The recently released Fifth National Climate Assessment (NCA 5), a report on the state of climate change in the U.S. under the Biden administration, is drawing criticism for featuring a key top-line statistic that experts argue is misleading.

The report highlights analyses and graphics focusing on extreme weather events causing at least $1 billion in damage, using monetary losses as a de facto proxy for climate change intensity. Critics argue that this metric lacks essential context, overlooking factors such as population growth, asset density, and asset values in coastal regions that may inflate the prevalence of billion-dollar damage events.

Roger Pielke, Jr., a professor at the University of Colorado, criticized the use of this metric, stating, “There is no peer-reviewed science that attributes any part of increasing disaster losses to changes in climate.” Pielke emphasized the importance of examining climate data rather than relying on economic data.

The NCA 5 graphic, focusing on the American Southeast, suggests over 900 billion-dollar loss events between 1980 and 2022. However, data from the National Oceanic and Atmospheric Administration (NOAA) contradicts this, indicating 373 such events during that period. The discrepancy arises from the NCA 5 graphic counting each state affected by the same event, regardless of whether each state suffered a billion dollars in losses independently.

A graphic from NCA 5 showing National Oceanic and Atmospheric Administration (NOAA) billion-dollar disasters by state from 1980–2022 in the Southeast. The map adds up billion-dollar events for each state affected (i.e., it does not mean that each state shown suffered at least $1 billion in losses for each event), according to its caption in the NCA 5 report. (Screenshot / Public via NCA 5 report)

NOAA acknowledges that rising costs are influenced by factors like increased population and material wealth, particularly in vulnerable areas such as coasts and floodplains. Additionally, weather events not initially meeting the billion-dollar threshold are retroactively classified as such when adjusted for inflation.

Despite these complexities, the Biden administration continues to use the billion-dollar damage metric as a proxy for climate change intensity.
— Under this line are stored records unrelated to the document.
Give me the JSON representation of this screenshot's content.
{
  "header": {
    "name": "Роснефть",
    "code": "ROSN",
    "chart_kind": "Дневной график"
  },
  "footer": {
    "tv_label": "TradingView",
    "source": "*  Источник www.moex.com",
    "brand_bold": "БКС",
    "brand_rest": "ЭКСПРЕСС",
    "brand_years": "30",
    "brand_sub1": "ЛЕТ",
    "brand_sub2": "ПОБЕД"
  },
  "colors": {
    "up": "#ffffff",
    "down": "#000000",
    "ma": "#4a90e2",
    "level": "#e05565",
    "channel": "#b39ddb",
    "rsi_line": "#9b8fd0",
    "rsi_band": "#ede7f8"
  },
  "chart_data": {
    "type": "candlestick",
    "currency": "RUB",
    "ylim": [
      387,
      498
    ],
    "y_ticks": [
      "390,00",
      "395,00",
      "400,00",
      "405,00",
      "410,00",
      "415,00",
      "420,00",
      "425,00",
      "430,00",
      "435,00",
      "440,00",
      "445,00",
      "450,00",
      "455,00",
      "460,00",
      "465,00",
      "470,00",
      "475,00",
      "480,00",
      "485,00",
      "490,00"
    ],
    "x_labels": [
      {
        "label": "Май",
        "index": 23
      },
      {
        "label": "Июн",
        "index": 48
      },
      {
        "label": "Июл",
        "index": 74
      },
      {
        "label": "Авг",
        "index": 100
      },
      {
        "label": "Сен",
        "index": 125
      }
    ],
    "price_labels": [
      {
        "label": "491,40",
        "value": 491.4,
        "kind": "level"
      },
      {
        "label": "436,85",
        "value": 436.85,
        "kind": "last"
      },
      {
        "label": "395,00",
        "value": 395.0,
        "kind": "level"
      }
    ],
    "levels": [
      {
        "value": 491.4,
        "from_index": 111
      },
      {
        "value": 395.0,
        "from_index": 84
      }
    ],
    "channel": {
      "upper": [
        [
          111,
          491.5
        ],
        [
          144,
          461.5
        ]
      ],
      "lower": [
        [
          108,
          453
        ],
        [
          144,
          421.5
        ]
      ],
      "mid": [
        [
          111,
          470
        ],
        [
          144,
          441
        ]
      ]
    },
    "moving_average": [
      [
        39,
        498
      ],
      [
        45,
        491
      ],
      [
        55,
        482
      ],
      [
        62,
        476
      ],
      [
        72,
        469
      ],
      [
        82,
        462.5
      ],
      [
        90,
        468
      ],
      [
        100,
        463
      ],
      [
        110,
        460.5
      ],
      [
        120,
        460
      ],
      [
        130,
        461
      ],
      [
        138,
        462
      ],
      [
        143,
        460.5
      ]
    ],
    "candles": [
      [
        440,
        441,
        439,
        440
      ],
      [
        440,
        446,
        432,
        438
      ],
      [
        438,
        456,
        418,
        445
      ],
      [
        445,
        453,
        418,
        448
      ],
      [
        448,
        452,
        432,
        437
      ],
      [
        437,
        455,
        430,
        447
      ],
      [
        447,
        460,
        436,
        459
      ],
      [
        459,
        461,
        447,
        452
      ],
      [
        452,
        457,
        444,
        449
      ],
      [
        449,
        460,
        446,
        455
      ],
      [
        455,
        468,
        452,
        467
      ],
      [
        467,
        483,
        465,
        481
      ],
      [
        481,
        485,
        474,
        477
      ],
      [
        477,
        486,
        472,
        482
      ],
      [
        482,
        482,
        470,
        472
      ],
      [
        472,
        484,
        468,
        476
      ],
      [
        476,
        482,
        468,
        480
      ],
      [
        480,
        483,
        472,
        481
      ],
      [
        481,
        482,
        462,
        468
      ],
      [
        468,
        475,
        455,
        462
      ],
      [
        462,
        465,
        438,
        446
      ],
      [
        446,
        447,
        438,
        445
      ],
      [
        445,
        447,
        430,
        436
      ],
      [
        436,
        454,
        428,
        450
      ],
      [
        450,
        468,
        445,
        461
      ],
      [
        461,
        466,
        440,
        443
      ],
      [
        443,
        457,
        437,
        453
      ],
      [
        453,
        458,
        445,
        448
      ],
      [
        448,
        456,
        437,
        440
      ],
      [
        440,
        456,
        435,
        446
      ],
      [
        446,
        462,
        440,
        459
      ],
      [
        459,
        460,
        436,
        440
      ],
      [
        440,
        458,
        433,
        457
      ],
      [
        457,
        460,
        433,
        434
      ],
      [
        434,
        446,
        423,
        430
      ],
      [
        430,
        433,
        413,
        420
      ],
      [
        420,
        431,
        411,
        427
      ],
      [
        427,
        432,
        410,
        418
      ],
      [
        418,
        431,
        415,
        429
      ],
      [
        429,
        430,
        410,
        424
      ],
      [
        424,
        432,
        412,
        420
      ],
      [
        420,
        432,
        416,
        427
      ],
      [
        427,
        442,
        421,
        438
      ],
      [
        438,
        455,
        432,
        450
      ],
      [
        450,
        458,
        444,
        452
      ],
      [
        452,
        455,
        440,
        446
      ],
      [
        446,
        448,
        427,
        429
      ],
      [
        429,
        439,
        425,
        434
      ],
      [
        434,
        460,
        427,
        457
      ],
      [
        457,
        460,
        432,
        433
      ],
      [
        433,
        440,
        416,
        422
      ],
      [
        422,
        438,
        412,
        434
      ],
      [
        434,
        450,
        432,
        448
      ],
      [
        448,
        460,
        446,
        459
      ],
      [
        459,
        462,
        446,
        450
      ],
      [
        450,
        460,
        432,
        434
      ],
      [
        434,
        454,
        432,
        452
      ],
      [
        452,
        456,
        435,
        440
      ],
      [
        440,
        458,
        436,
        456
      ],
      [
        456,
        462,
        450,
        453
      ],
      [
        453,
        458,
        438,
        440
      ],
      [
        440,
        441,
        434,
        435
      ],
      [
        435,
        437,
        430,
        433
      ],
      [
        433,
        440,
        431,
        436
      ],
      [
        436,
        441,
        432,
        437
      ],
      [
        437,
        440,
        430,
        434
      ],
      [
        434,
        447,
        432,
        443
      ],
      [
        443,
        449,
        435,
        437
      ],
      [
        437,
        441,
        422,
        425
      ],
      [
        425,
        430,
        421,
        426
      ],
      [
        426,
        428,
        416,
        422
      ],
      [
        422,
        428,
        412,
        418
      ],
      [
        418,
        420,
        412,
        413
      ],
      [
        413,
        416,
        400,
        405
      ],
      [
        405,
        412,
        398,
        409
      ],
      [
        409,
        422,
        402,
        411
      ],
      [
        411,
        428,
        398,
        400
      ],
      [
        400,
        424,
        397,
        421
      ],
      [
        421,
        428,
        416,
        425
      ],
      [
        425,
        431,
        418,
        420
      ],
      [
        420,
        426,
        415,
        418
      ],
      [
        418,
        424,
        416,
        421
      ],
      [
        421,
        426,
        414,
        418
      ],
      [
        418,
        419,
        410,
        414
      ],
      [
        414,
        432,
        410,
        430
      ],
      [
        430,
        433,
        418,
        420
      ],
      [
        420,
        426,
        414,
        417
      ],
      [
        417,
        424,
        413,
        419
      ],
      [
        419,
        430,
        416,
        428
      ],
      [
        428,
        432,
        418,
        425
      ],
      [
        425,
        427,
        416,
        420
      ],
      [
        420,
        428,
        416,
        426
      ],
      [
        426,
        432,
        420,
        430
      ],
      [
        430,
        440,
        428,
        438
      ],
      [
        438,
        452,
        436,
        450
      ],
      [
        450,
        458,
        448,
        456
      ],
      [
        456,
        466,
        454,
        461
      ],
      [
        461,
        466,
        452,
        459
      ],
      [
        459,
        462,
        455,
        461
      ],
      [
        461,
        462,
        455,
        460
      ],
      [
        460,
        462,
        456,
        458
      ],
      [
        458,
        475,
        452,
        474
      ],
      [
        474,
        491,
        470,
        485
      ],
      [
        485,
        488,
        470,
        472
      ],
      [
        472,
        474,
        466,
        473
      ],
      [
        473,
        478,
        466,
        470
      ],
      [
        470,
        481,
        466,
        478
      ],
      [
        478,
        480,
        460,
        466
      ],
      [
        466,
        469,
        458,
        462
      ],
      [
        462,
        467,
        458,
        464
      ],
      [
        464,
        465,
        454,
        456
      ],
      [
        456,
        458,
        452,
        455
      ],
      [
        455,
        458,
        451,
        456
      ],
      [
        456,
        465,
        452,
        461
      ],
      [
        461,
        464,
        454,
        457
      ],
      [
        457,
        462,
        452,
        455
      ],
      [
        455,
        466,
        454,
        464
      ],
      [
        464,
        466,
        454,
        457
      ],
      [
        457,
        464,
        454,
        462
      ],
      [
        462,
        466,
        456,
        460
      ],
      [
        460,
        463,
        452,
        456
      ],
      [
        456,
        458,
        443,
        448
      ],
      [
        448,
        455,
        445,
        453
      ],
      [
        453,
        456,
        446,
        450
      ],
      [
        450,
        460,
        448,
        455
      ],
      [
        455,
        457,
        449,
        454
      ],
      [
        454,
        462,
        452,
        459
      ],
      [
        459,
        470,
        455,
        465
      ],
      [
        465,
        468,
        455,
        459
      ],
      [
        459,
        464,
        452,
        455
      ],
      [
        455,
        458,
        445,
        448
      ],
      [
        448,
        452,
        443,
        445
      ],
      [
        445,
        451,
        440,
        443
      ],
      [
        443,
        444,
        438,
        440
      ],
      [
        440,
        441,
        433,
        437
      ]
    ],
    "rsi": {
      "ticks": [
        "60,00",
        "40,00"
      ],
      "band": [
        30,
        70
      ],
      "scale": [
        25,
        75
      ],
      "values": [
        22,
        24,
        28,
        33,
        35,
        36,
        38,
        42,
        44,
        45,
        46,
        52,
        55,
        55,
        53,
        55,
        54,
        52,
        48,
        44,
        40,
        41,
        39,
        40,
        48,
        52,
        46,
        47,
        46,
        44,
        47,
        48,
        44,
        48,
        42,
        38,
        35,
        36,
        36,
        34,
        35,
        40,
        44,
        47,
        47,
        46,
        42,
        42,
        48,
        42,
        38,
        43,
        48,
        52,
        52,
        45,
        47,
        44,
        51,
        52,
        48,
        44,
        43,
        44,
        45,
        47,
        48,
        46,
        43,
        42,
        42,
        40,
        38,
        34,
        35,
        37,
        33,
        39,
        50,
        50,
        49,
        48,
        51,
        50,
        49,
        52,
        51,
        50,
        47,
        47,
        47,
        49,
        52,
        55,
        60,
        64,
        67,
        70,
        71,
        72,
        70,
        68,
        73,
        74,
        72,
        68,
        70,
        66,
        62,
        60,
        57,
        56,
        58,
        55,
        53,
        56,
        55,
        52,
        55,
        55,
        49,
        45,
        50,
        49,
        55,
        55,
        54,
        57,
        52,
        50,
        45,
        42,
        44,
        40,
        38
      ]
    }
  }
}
The White House asserts, “Climate change is a major driver for the increased frequency, duration, and severity of extreme weather and climate-related disasters.”

In addition to criticism of the billion-dollar metric, the report has been faulted for its inclusion of “indigenous knowledge,” linking climate change to pandemics, and addressing the intersections of climate change and social justice.

Pielke, Jr. expressed concern about the NCA’s politicization, stating, “The NCA should never have been placed under the White House. It is too tempting for both Republicans and Democrats to use it for politics.”

Neither NOAA nor the White House responded immediately to requests for comment.